Als Siegurd auf dem Gut eintraf und seine Wohnung aufsuchen wollte, kreuzte Lulatsch seinen Weg und teilte ihm mit, daß sein Bruder ihn im Herrenzimmer zu sehen wünsche.

»Da bin ich«, sagte Siegurd zu Pedro. »Was gibt's?«

Pedro wirkte etwas feierlich. Siegurd war überrascht. Der Duft einer guten Zigarre durchdrang das Zimmer.

»Willst du mir etwa mitteilen«, fuhr Siegurd fort, »daß du die Absicht hast, dich ganz deiner Malerei zu widmen und mir das Gut an den schmerzenden Hals zu hängen?«

Das Lächeln, das seine Worte begleitete, war alles andere als echt.

Pedro blickte ihn kurz an, paffte eine Zigarrenwolke in die Luft und erwiderte: »Nein, im Gegenteil, ich setze dich hiermit davon in Kenntnis, daß ich heiraten werde.

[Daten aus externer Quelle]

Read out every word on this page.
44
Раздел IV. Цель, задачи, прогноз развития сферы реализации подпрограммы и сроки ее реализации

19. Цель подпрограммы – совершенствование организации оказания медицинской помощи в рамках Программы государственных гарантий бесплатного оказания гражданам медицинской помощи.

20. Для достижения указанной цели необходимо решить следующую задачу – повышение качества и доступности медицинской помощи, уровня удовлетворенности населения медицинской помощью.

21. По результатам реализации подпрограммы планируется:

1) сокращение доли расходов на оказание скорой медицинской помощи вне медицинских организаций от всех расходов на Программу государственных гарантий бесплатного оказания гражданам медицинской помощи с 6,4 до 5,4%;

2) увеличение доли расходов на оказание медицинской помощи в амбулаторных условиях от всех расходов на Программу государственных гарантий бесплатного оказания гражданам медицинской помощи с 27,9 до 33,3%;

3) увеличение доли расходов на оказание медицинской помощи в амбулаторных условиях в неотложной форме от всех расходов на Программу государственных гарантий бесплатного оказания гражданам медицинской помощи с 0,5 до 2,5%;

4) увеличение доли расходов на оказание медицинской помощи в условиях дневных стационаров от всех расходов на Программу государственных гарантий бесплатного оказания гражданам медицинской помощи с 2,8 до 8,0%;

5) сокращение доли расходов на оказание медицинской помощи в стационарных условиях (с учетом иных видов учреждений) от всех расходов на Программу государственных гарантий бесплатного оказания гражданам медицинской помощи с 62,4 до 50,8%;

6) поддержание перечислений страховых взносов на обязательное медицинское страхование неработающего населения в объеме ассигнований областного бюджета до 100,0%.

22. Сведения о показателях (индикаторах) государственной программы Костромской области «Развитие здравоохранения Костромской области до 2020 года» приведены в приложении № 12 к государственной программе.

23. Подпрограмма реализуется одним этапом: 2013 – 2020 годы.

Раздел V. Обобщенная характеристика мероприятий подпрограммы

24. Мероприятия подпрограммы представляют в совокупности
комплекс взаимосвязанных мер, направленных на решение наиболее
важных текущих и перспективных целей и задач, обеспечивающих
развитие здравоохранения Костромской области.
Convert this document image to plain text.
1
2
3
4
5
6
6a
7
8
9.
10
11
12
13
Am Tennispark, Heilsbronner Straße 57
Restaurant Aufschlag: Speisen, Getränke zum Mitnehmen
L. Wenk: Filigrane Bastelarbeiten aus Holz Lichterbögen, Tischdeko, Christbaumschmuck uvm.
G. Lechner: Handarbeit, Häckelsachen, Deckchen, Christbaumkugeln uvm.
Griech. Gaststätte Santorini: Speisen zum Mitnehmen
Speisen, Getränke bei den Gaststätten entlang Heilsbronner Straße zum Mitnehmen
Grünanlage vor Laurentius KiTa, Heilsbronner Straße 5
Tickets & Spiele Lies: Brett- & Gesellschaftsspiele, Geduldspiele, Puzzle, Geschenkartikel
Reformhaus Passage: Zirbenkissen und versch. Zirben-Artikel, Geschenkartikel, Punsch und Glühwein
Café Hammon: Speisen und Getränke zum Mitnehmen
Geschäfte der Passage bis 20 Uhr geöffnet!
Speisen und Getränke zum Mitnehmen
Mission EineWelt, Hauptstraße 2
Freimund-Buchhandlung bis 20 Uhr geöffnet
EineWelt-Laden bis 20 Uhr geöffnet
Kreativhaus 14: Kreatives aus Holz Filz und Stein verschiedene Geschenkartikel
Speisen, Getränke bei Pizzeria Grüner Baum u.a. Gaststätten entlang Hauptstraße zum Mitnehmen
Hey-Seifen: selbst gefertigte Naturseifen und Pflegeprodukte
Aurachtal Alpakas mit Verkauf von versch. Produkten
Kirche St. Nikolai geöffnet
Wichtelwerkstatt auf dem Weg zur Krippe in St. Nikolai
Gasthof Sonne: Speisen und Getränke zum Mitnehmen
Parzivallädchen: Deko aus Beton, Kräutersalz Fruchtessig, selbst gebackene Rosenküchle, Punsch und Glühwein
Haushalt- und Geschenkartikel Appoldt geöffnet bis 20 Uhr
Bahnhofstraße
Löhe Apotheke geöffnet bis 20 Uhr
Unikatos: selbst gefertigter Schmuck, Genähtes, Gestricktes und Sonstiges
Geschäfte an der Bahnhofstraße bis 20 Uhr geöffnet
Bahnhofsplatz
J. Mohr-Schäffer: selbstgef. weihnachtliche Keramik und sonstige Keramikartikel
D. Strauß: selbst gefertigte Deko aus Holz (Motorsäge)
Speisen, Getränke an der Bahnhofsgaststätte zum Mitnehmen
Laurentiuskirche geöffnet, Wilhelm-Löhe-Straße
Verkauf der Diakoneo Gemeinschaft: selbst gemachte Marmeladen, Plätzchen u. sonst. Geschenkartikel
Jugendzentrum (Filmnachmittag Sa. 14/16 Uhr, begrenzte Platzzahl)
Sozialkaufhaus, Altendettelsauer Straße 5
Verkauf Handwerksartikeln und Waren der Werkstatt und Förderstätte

Die Konsequenzen, die sich daraus ergeben, sind dir bekannt.«

Siegurd hatte kaum mit Überraschung zu kämpfen.

»Wen«, fragte er lauernd, »willst du heiraten? Die Klett?«

Nun war aber Pedro perplex. »Woher weißt du das?«

»Die ganze Umgebung spricht doch schon davon, wie sie dich umgarnt.«

»So?«

»Sie will sich dich unter den Nagel reißen, sagen alle.«

Pedro legte die Zigarre auf den Aschenbecher, atmete tief ein und erwiderte dann mit drohendem Unterton in der Stimme: »Ich möchte jedem raten, ab sofort nicht mehr so von meiner zukünftigen Frau zu sprechen. Das kannst du allgemein bekanntgeben.«

»Pedro«, sagte Siegurd, der erkannte, daß hier schweres Geschütz aufgefahren werden mußte, »ich muß dir über die die Augen öffnen …«

»Wie bitte?«

»Ich kenne sie besser als du, ich komme soeben aus ihrer Wohnung.«

»Aus Ihrer Wohnung? Wie kommst du in ihre Wohnung? Was hast du überhaupt mit ihr zu schaffen?«

»Dumme Frage. Sie hat es eben auch auf mich angelegt, und zwar schon länger.«

Aus Pedros Gesicht wich die Farbe. Langsam erhob er sich.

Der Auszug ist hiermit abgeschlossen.